What if I Start Getting More Depressed When I Taper Off the Medication?
This is actually pretty common, and I will tell you how I have handled it in my own practice. First, I make sure the patient continues to take the depression test in Chapter 2 at least once or twice a week while she or he is tapering off the medication. Then we develop a plan for slowly reducing the dose of the antidepressant. I tel
l patients that if they start to feel depressed again while tapering off the drug, and this is reflected by an increased score on the depression test, then they should temporarily raise the dose slightly for a week or two. This usually leads to an improvement in mood again. Then they can slowly continue to taper off the drug again. This approach is reassuring because it puts the patient in control. After a couple tries like this, most patients have been able to taper off their antidepressants without becoming depressed again.
What Should I Do if the Depression Comes Back in the Future?
If your depression returns, the chances are excellent that you will again respond to the same drug that helped you the first time. It may be the proper biological “key” for you. So you can probably use that drug again for any future episode of depression. If any blood relative of yours develops a depression, this drug might also be a good choice for them because a person’s response to antidepressants, like the depression itself, appears to be influenced by genetic factors.

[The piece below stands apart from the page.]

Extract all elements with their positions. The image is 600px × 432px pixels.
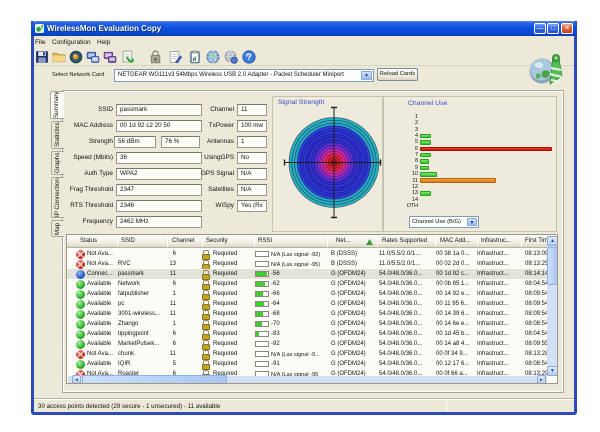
svg-text:?: ? [246,52,252,62]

The same reasoning applies to the psychotherapy techniques. I have found that for most people, the same kinds of events (for example, being criticized by an authority figure) tend to trigger depression, and the same kinds of cognitive therapy technique usually reverse the depression for a particular patient. In most cases patients have been able to reverse a new episode of depression fairly rapidly without having to take the medication again. I encourage my patients to come in for a little “tune-up” if they become depressed again in the future. Often these “tune-ups” consisted of only one or two therapy sessions, since we were usually able to reapply the same technique that had helped them so much the first time I treated them.